Nombramientos en la Fiscalía y política criminal del Gobierno

Ha despertado cierto interés un asunto que afecta al funcionamiento del Ministerio Fiscal.   La Fiscal General acaba de reiterar su propuesta dirigida al Gobierno para dirigir la Fiscalía de Menores de la Fiscalía General, en el fiscal Eduardo Esteban.  El Tribunal Supremo, estimando los recursos de otro candidato, el preterido José Miguel de la Rosa y de su asociación profesional, anuló la primera propuesta de la Fiscal General por un defecto en la motivación de la misma.  Consideró el Tribunal Supremo que de los curriculos de los solicitantes y a «la vista del iter profesional y bagaje formativo de ambos candidatos la relación de don Eduardo Esteban Rincón con la materia de menores ha sido esporádica y mínima, mientras que don José Miguel de la Rosa Cortina ha hecho de esa materia el centro de su vida profesional».   Eduardo Esteban, que es un reconocido fiscal, pertenece a la asociación de Dolores Delgado, la UPF, como la mayoría de los más importantes nombramientos profesionales que ha hecho la FGE en estos últimos dos años.

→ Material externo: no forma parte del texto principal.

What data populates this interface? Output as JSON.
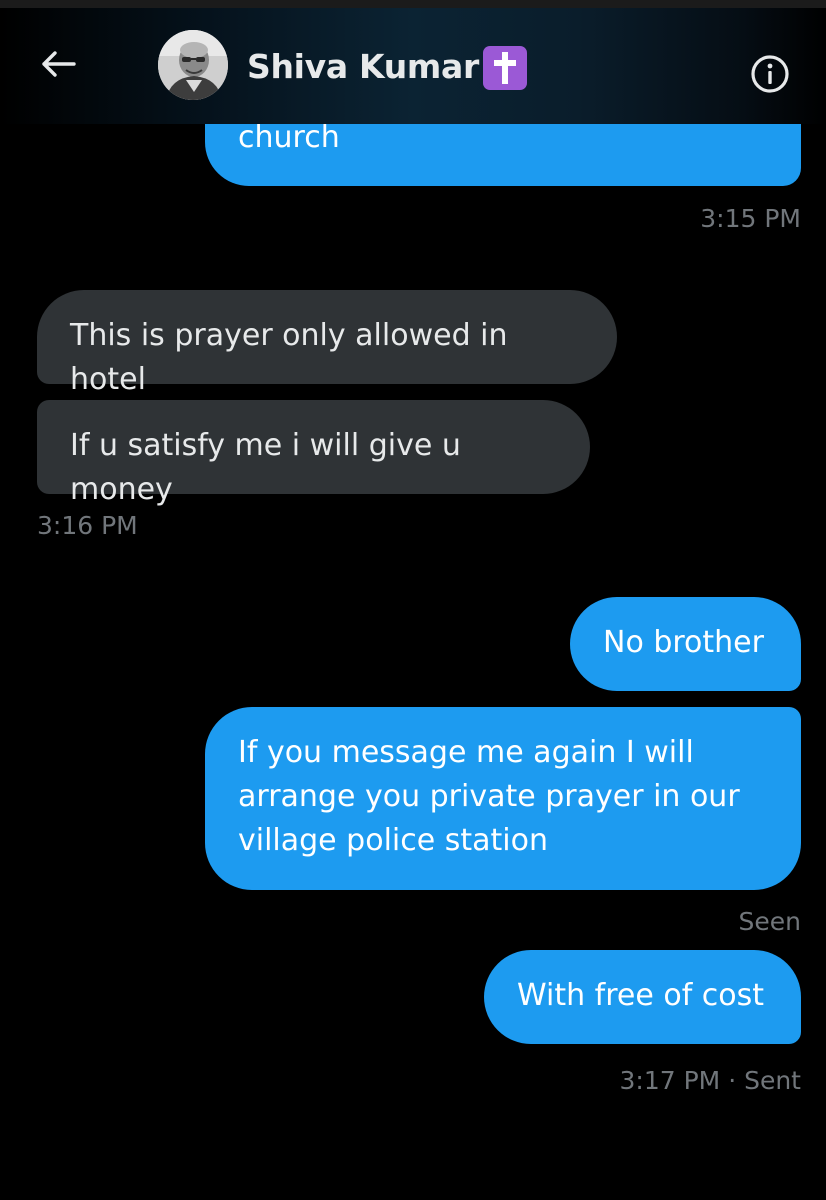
{
  "header": {
    "back_icon": "arrow-left-icon",
    "contact_name": "Shiva Kumar",
    "name_emoji": "latin-cross-emoji",
    "info_icon": "info-circle-icon"
  },
  "colors": {
    "outgoing_bubble": "#1d9bf0",
    "incoming_bubble": "#2f3336",
    "background": "#000000",
    "meta_text": "#71767b",
    "emoji_bg": "#9b59d6"
  },
  "messages": [
    {
      "direction": "outgoing",
      "lines": [
        "church"
      ]
    },
    {
      "direction": "incoming",
      "lines": [
        "This is prayer only allowed in hotel"
      ]
    },
    {
      "direction": "incoming",
      "lines": [
        "If u satisfy me i will give u money"
      ]
    },
    {
      "direction": "outgoing",
      "lines": [
        "No brother"
      ]
    },
    {
      "direction": "outgoing",
      "lines": [
        "If you message me again I will",
        "arrange you private prayer in our",
        "village police station"
      ]
    },
    {
      "direction": "outgoing",
      "lines": [
        "With free of cost"
      ]
    }
  ],
  "meta": {
    "time_1": "3:15 PM",
    "time_2": "3:16 PM",
    "seen": "Seen",
    "time_3": "3:17 PM · Sent"
  }
}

Ahora, la Fiscal General ha propuesto al Gobierno, nuevamente, el mismo candidato, y lo ha hecho a través de una extensa motivación, que resulta, a mi modo de ver, equivocada desde los principios.  Me explico. Por lo que ella dice y por cómo actúa, la Fiscal General del Estado se adscribe a una concepción «gubernamental» del Ministerio Fiscal que creo que no responde a lo que dice la Constitución ni tampoco el Estatuto Orgánico del Ministerio Fiscal (que es la ley rectora del funcionamiento de la institución), y sobre la base de esa concepción que ella tiene de las funciones de la Fiscalía (ciertamente extendida en ámbitos políticos: por ejemplo, he escuchado su defensa al exministro de Justicia Juan Carlos Campo, y también hay defensores en la doctrina científica), la FGE considera que tiene unos facultades y atribuciones diferentes de las que en realidad puede ejercer, en mi opinión.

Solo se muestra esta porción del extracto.